Do I have the mental space, time, and motivation to do that right now?
Nope. 😉
Good enough is good enough.
cherie
Thursday 7th of March 2024
I agree about the food budget - prices up and teens [and young adults] definitely don't eat all their meals at home! Thanks for the peek into nursing school life
Grace
Wednesday 6th of March 2024
Thank you for answering that food budget question. Your current priorities align with mine, and itโs encouraging to see them reflected in your blog, which I respect.

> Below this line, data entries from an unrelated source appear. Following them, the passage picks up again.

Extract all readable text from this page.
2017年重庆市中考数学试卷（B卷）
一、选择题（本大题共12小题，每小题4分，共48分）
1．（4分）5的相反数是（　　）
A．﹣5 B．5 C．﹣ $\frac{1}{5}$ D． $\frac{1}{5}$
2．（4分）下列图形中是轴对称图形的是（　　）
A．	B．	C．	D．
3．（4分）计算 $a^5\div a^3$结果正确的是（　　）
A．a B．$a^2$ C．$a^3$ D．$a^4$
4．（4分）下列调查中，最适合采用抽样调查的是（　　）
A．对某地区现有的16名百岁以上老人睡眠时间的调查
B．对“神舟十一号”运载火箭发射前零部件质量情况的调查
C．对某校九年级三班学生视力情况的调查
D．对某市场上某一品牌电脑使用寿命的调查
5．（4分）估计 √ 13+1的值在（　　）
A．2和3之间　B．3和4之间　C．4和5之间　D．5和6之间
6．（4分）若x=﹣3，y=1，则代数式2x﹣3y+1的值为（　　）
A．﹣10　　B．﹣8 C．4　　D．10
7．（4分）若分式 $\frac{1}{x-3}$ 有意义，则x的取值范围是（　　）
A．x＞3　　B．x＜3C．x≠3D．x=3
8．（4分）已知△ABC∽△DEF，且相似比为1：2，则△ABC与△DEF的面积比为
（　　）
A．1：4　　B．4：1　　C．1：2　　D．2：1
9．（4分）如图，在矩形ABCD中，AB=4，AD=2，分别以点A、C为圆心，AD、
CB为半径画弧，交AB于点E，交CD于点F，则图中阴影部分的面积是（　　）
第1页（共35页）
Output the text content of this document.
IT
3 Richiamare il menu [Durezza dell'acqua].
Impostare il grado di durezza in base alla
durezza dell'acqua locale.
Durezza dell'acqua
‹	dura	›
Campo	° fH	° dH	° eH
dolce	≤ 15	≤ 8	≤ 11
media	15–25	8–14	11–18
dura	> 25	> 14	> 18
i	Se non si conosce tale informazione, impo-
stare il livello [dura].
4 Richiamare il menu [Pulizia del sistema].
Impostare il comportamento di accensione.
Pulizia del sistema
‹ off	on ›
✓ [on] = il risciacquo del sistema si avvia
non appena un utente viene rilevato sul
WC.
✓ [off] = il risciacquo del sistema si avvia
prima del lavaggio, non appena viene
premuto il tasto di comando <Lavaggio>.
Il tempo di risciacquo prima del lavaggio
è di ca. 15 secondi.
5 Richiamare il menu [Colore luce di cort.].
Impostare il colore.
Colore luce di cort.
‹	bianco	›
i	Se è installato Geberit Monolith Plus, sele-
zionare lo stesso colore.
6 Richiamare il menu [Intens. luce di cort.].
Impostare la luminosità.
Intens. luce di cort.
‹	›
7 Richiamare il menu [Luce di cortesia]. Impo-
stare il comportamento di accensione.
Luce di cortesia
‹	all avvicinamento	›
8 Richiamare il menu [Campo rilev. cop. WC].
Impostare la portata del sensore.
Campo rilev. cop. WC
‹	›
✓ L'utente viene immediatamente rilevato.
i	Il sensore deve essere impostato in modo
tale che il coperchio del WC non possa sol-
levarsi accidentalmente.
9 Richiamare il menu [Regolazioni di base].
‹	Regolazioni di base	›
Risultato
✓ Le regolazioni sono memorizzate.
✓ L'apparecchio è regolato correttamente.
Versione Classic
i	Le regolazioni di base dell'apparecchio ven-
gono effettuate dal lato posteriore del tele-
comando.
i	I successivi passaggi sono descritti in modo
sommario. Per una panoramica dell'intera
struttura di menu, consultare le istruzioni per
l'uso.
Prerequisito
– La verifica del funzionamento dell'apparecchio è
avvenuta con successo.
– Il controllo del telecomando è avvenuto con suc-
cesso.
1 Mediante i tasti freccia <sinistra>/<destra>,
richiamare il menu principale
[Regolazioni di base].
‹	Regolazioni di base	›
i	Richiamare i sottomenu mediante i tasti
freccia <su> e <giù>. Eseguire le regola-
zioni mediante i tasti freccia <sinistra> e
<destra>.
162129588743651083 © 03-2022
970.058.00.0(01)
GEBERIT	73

And now I know I need to keep a rag bag!
Selena
Wednesday 6th of March 2024
You do what works for you - over the years we've hired out work that we could do but our time was better spent on other things (which may or may not have been earning more money than hiring out cost us). And a big ick on the manikin that gives birth. Almost 45 years later I still think the woman who allowed herself to be filmed while giving birth needed a some serious psych help and meds (biology class). Sorry, I've been pregnant and given birth more than once. Is not and never will be in the best part of my life category. I agree - eating nutritious is the goal. Some "junk" food every now and then is okay. We all have our guilty pleasures.
Selena
Thursday 7th of March 2024
@WilliamB, lol.. if he sped it up enough I might have not been so appalled. These days, he'd likely be fired depending on the state in which he taught.
WilliamB
Wednesday 6th of March 2024
@Selena, My 9th grade bio teacher showed us a Cold War fallout shelter version of childbirth. He had it as film on reels and was a very funny man. Which is why he showed it backwards after, and also why he all thought he was amazing.
Martha C
Wednesday 6th of March 2024
My daughter is an actress and she has made good side money being a simulation patient! She did a lot of gigs in the sim lab. But once she had to be incognito in the ER to pose as a person with suicidal thoughts who was presenting with a different illness. No one knew except the ER director. The ER was judged on how quickly they figured out she was suicidal.
Fru-gal Lisa
Wednesday 6th of March 2024
Love the phrases "the great unpleasantness" and "good enough is good enough." I may adopt the latter as my mantra, and while I have not gone through a divorce, there are several events in my life that I can euphemistically term a great unpleasantness. (Here's looking at you, Roommate from Hell....and incompetent boss....and....)
Liz B.
Wednesday 6th of March 2024
@Fru-gal Lisa, Based on the stories you've told about the Roommate from Hell, I'd say that definitely fits as a Great Unpleasantness.